Safety analyses across the conducted trials consistently indicate that repotrectinib is generally well tolerated. The drug’s adverse events are manageable and its PK profile, as determined in multiple interaction studies, is predictable. Moreover, its activity in difficult-to-treat populations such as patients with brain metastases, elderly patients, and pediatric populations further underscores its potential utility in precision oncology.

Looking toward the future, ongoing studies—such as updated data from TRIDENT-1, upcoming results from the Phase III TRIDENT-3 trial, and combination studies in other molecular subtypes—promise to further delineate repotrectinib’s place in the treatment landscape. Future research, particularly in the realms of biomarker identification, long-term outcome analysis, and combination regimens, will be crucial in harnessing the full therapeutic potential of repotrectinib.

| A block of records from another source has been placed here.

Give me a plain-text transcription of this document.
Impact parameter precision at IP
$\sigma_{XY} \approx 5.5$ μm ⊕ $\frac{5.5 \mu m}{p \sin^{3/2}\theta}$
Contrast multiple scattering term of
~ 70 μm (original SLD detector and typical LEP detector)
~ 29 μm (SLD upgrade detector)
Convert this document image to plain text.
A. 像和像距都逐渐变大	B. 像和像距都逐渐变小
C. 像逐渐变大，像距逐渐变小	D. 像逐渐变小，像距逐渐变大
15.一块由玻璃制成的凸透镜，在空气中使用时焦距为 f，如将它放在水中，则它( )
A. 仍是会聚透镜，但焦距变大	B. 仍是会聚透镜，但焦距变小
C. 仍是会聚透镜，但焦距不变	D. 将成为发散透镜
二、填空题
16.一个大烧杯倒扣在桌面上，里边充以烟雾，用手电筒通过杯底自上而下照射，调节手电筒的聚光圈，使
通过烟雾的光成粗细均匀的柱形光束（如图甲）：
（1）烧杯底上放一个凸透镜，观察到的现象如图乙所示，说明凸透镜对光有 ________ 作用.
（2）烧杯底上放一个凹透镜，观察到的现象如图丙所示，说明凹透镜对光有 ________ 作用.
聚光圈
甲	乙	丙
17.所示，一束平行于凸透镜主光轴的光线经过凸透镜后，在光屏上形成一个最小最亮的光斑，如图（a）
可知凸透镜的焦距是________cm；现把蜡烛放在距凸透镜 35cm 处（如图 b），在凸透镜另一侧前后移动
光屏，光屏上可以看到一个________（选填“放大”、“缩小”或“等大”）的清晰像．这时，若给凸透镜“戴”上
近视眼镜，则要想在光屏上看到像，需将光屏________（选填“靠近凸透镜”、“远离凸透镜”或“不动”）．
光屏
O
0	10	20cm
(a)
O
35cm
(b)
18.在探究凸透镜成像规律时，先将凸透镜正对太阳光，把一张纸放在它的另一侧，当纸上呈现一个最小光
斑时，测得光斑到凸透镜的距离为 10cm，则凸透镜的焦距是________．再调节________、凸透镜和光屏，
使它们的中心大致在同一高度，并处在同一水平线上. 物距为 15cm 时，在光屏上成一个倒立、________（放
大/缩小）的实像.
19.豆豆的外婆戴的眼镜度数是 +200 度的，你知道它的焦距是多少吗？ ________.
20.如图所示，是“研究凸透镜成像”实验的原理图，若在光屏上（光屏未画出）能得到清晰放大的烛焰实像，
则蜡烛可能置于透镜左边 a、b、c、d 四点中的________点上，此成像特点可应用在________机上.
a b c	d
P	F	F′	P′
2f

In conclusion, the comprehensive array of clinical trials conducted for repotrectinib—from initial Phase I studies evaluating PK, safety, and drug-drug interactions through to Phase II and Phase III trials that probe efficacy in distinct molecularly defined populations—demonstrates a robust and thoughtfully designed development program. The promising efficacy outcomes coupled with a favorable safety profile suggest that repotrectinib may soon play a critical role in treating advanced solid tumors harboring ROS1 fusions, NTRK fusions, and potentially other oncogenic drivers. As additional data become available from ongoing trials, repotrectinib is poised to potentially shift current treatment guidelines and provide a new beacon of hope for patients with traditionally hard-to-treat cancers.